Geometric correction and accuracy assessment of Landsat-7 ETM+ and Landsat-5 TM imagery used for vegetation cover monitoring in Queensland, Australia from 1988 to 2007

A range of programs exist globally that use satellite imagery to derive estimates of vegetation-cover for developing vegetation-management policy, monitoring policy compliance and making natural-resource assessments. Consequently, the satellite imagery must have a high degree of geometric accuracy. It is common for the accuracy assessment to be performed using the root mean square error (RMSE) only. However the RMSE is a non-spatial measure and more rigorous accuracy assessment methods are required. Currently there is a lack of spatially explicit accuracy assessment methods reported in the literature that have been demonstrated to work within operational monitoring programs. This paper reports on the method used by the Statewide Landcover and Trees Study (SLATS) to georegister and assess the registration accuracy of Landsat-5 Thematic Mapper (TM) and Landsat-7 Enhanced Thematic Mapper (ETM+) imagery in Queensland, Australia. A geometric baseline with high accuracy (a statewide mean RMSE of 4.53 m) was derived by registering Landsat-7 ETM+ panchromatic imagery acquired in 2002 to a database of over 1600 control points, collected on the ground using a differential global positioning system. Landsat-5 TM and Landsat-7 ETM+ imagery for 12 selected years from 1988 to 2007 was registered to the baseline in an automated procedure that used linear geometric correction models. The reliability of the geometric correction for each image was determined using the RMSE, calculated using independent check points, as an indicator of model fit; by analysing the spatial trends in the model residuals; and through visual assessment of the corrected imagery.

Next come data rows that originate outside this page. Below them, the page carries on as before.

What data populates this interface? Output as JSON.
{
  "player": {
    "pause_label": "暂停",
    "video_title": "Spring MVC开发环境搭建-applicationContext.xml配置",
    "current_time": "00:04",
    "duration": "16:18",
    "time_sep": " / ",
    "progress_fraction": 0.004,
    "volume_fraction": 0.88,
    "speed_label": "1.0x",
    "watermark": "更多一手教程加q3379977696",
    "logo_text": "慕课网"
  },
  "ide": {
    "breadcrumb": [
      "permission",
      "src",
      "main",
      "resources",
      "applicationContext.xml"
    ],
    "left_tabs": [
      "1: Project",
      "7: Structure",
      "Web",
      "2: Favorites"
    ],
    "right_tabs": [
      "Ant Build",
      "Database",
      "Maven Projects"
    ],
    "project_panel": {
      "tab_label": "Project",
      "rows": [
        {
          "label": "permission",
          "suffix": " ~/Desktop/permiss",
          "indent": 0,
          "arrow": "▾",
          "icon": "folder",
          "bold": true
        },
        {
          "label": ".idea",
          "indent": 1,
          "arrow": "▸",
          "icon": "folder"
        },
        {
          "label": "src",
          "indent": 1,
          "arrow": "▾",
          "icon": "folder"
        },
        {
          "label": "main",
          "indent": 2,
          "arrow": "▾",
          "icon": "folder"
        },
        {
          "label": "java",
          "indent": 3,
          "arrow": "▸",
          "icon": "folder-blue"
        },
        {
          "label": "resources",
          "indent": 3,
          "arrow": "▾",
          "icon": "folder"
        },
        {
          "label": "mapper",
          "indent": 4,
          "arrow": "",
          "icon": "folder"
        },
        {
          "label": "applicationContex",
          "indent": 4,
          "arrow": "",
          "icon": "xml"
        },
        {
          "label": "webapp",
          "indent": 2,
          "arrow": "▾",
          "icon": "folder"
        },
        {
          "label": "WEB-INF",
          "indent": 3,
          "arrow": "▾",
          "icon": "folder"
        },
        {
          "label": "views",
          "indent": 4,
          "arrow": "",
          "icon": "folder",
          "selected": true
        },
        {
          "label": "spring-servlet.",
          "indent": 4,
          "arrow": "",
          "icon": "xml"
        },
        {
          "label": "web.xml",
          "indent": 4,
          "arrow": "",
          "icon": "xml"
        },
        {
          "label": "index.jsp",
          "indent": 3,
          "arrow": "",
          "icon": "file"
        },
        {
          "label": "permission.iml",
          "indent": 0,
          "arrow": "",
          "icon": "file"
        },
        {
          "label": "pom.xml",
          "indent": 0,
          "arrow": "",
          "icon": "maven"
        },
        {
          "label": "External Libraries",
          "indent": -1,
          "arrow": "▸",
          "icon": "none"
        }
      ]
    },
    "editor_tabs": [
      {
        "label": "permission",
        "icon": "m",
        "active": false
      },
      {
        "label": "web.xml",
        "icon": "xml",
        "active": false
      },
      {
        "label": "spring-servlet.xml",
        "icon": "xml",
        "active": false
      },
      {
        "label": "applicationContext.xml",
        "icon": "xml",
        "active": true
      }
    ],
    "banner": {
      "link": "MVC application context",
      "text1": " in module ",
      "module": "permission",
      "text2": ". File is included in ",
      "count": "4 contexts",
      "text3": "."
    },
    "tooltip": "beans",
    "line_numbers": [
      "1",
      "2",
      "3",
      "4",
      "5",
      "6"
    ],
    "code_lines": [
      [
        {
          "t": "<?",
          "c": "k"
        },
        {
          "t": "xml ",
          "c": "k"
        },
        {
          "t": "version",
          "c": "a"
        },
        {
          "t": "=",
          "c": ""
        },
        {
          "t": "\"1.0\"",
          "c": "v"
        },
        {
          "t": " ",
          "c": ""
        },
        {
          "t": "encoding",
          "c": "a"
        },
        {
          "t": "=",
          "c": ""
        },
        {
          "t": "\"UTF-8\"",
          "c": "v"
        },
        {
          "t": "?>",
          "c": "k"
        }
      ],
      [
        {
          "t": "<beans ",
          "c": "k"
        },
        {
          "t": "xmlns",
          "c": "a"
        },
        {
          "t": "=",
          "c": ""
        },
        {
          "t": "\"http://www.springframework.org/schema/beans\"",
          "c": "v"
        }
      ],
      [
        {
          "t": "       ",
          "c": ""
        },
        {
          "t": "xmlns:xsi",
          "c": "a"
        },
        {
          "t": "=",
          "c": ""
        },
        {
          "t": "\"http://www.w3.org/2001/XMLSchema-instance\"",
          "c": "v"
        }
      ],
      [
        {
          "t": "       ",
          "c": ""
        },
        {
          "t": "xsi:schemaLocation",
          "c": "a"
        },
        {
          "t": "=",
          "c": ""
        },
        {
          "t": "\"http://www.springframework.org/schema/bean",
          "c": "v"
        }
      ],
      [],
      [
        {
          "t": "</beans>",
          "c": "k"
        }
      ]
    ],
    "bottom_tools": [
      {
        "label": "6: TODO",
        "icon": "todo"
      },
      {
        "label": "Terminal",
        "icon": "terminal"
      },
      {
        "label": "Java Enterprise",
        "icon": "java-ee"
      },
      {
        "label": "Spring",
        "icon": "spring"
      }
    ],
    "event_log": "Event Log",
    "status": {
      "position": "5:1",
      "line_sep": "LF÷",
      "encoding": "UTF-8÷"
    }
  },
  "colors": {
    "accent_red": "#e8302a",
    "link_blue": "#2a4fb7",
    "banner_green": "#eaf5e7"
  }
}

The mean RMSE of the statewide coverage of images for all years was less than 12.5 m (0.5 pixels). Less than 1 percent of images had non-linear spatial trends in the model residuals and some image misregistration after applying a linear correction-model; in those cases a quadratic model was deemed necessary for correction. Further research in the development of automated spatially explicit accuracy assessment methods is required.